Abbas IS Negotiating, But Not at the Table….

I recently remembered some of the basics of a great negotiating course I took a number of years ago, and realized that all of the PA’s statements, ultimatums, and dictates about “pre-conditions” are, in fact, part of a negotiation.

While we typically tend to think of negotiations as sitting down at the table, developing an agenda for discussion, going through it point by point,  and reaching a mutually acceptable compromise, that is not the only kind of negotiation that exists.

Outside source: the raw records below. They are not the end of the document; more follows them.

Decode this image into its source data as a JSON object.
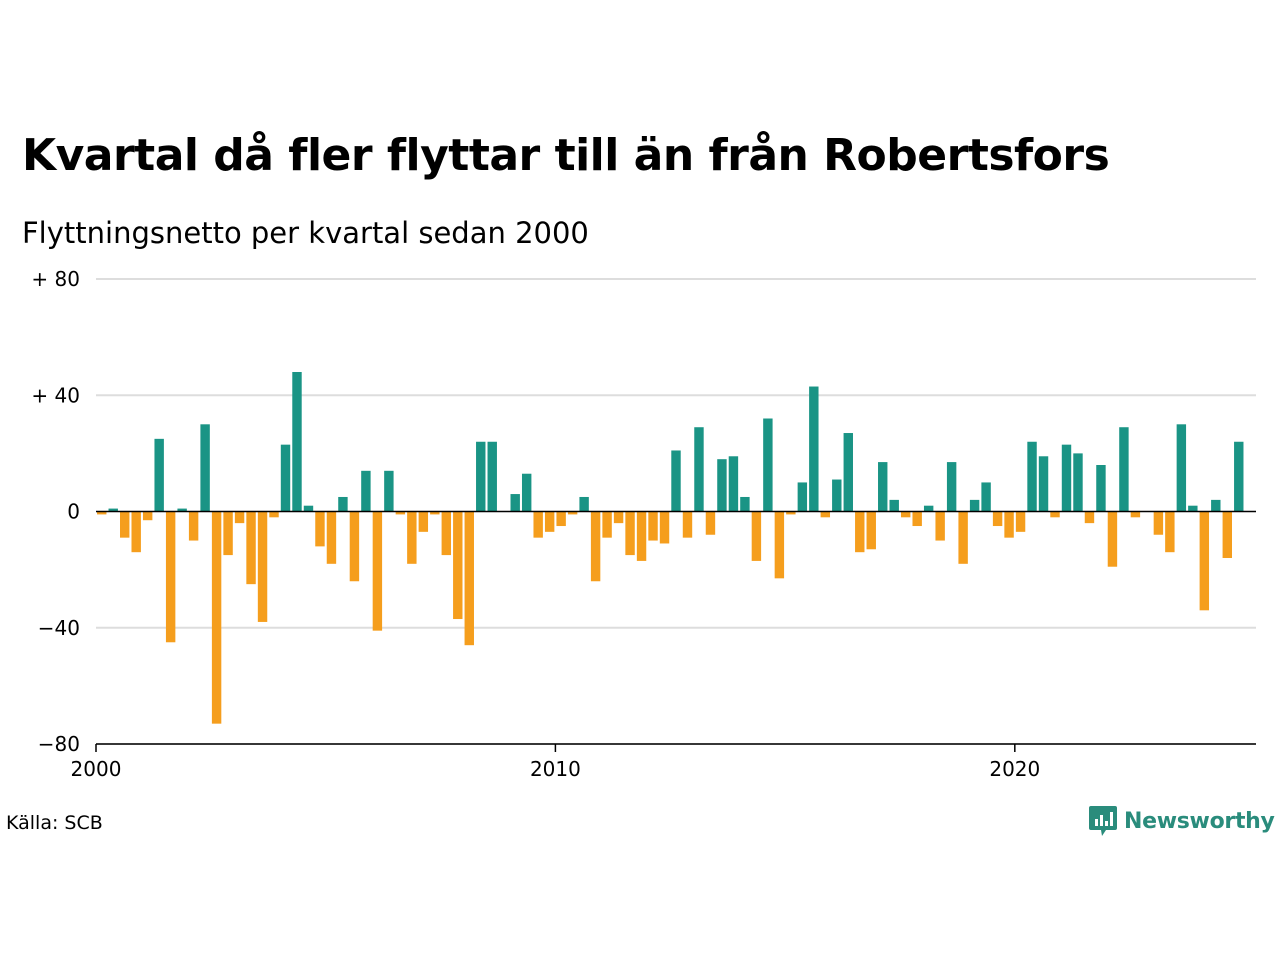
{
  "title": "Kvartal då fler flyttar till än från Robertsfors",
  "subtitle": "Flyttningsnetto per kvartal sedan 2000",
  "source": "Källa: SCB",
  "logo": {
    "text": "Newsworthy",
    "icon": "newsworthy-logo-icon"
  },
  "colors": {
    "positive": "#1a9485",
    "negative": "#f59e1d",
    "grid": "#dddddd",
    "zero": "#000000"
  },
  "chart_data": {
    "type": "bar",
    "title": "Kvartal då fler flyttar till än från Robertsfors",
    "subtitle": "Flyttningsnetto per kvartal sedan 2000",
    "xlabel": "",
    "ylabel": "",
    "ylim": [
      -80,
      80
    ],
    "yticks": [
      80,
      40,
      0,
      -40,
      -80
    ],
    "ytick_labels": [
      "+ 80",
      "+ 40",
      "0",
      "−40",
      "−80"
    ],
    "xlim": [
      2000,
      2025.25
    ],
    "xticks": [
      2000,
      2010,
      2020
    ],
    "xtick_labels": [
      "2000",
      "2010",
      "2020"
    ],
    "grid": true,
    "legend": "none",
    "series": [
      {
        "start": 2000,
        "period": "quarter",
        "values": [
          -1,
          1,
          -9,
          -14,
          -3,
          25,
          -45,
          1,
          -10,
          30,
          -73,
          -15,
          -4,
          -25,
          -38,
          -2,
          23,
          48,
          2,
          -12,
          -18,
          5,
          -24,
          14,
          -41,
          14,
          -1,
          -18,
          -7,
          -1,
          -15,
          -37,
          -46,
          24,
          24,
          0,
          6,
          13,
          -9,
          -7,
          -5,
          -1,
          5,
          -24,
          -9,
          -4,
          -15,
          -17,
          -10,
          -11,
          21,
          -9,
          29,
          -8,
          18,
          19,
          5,
          -17,
          32,
          -23,
          -1,
          10,
          43,
          -2,
          11,
          27,
          -14,
          -13,
          17,
          4,
          -2,
          -5,
          2,
          -10,
          17,
          -18,
          4,
          10,
          -5,
          -9,
          -7,
          24,
          19,
          -2,
          23,
          20,
          -4,
          16,
          -19,
          29,
          -2,
          0,
          -8,
          -14,
          30,
          2,
          -34,
          4,
          -16,
          24
        ]
      }
    ]
  }
}
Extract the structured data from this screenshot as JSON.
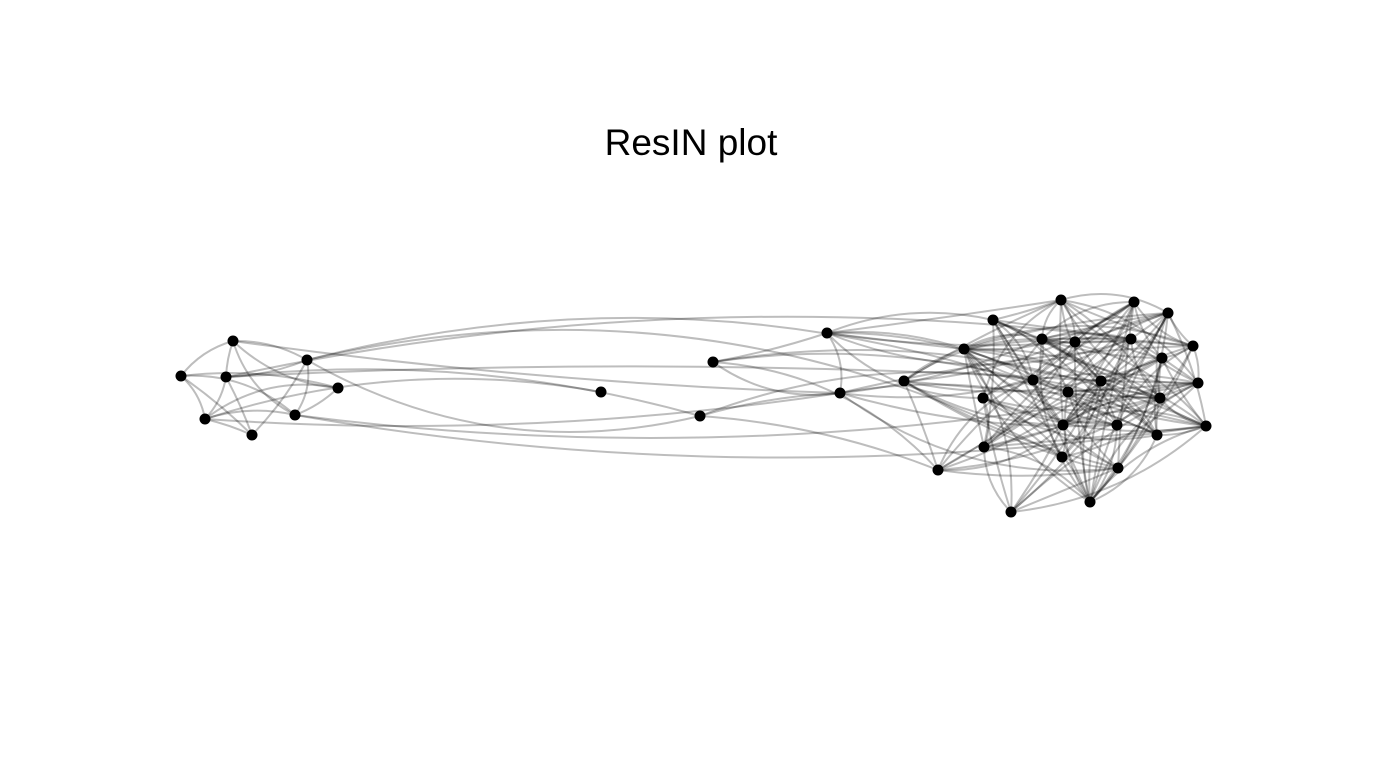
{
  "title": "ResIN plot",
  "colors": {
    "background": "#ffffff",
    "edge": "#000000",
    "node": "#000000"
  }
}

In the case of Abbas, Fayyad, and the PA, their stance on pre-conditions IS their opening position.  They are stating quite clearly what they want, which IS negotiating.  Their opening position is:

  • A state on the 1949 Armistice lines, including Jerusalem

  • No Jews in that state

  • Control of East Jerusalem for their capitol

  • A “right of return” for Palestinian “refugees” to go “home” to what is now Israel

They are quite vocal about it, and have garnered significant support for their position.

What is missing is a clear counter proposal from Israel.

Israel has essentially taken the negotiating stance that they do not agree to the “pre-conditions”, and that everyone must sit down at the table, or they will not negotiate.  This too is a negotiating tactic, but in this case, it is insufficient and ineffective.

Prime Minister Netanyahu needs to respond point by point to the PA’s “proposal” with his own counter proposal.  This should include spelling out his STARTING position on borders, capitols, rights of returns, compensation for and rights of “refugees” (both Arab refugees and Jewish refugees from the Arab lands whom Israel absorbed years ago), security, Jewish residents of a Palestinian state, etc.

He needs to trumpet this position worldwide, just as the PA is doing, or risk further isolation for not participating in the process, which right now, is one of public negotiation rather than the “proper” and more “traditional” way negotiations are commonly managed.

The bottom line is that Israel needs to step up and clarify what territories they MUST keep (and frankly, they should demand a lot more than they’re willing to ultimately accept – the Arab world is known for its bargaining skills!), what territories they’re willing to give up, and provide a timetable by which these things must be decided.

There should be both a “carrot” and a “stick” attached – “if we sit down to negotiations by X date, we can finish by Y.  If we cannot negotiate in a more “traditional” manner, and cannot reach agreement, we (Israel) will simply withdraw from those territories we know we won’t keep in a “real” negotiation, and we will annex the rest.  After that, the PA can pound sand, so to speak, and it will be a border dispute between two sovereign nations.”

All the rest of it – the fact that Gaza and Westbank don’t talk to each other, their leaders are mortal enemies, etc. – is “noise”.

I am not saying that those things are not important, but let’s be realistic.  A Palestinian state is NEVER going to agree to be demilitarized (as Netanyahu demanded), nor is it likely that Gaza and the West Bank are going to kiss and make up.  It is more likely that they will eventually be two separate states in the end, whether that is formal or de-facto (as it is now).

It IS likely that the West Bank will be a danger to Israel once a Palestinian state is in existence, and Israel is going to have to deal with that by making it very clear that any incursions or attacks from foreign states (like Palestine) will be  treated as acts of war and dealt with severely and swiftly.

I would love to see most of the West Bank absorbed into Jordan and Gaza absorbed into Egypt, and frankly, believe that is what should happen.  But “should” doesn’t mean anything.  Only the “facts on the ground” have meaning, and that’s not going to happen.  Israel needs to be prepared for a Palestinian state, and needs to be ready to stand its ground in the formation of that state on boundaries and conditions that Israel can live with.

Unfortunately, regardless of the other conditions in the Middle East, the time is coming now, and Israel needs to get on board one way or another.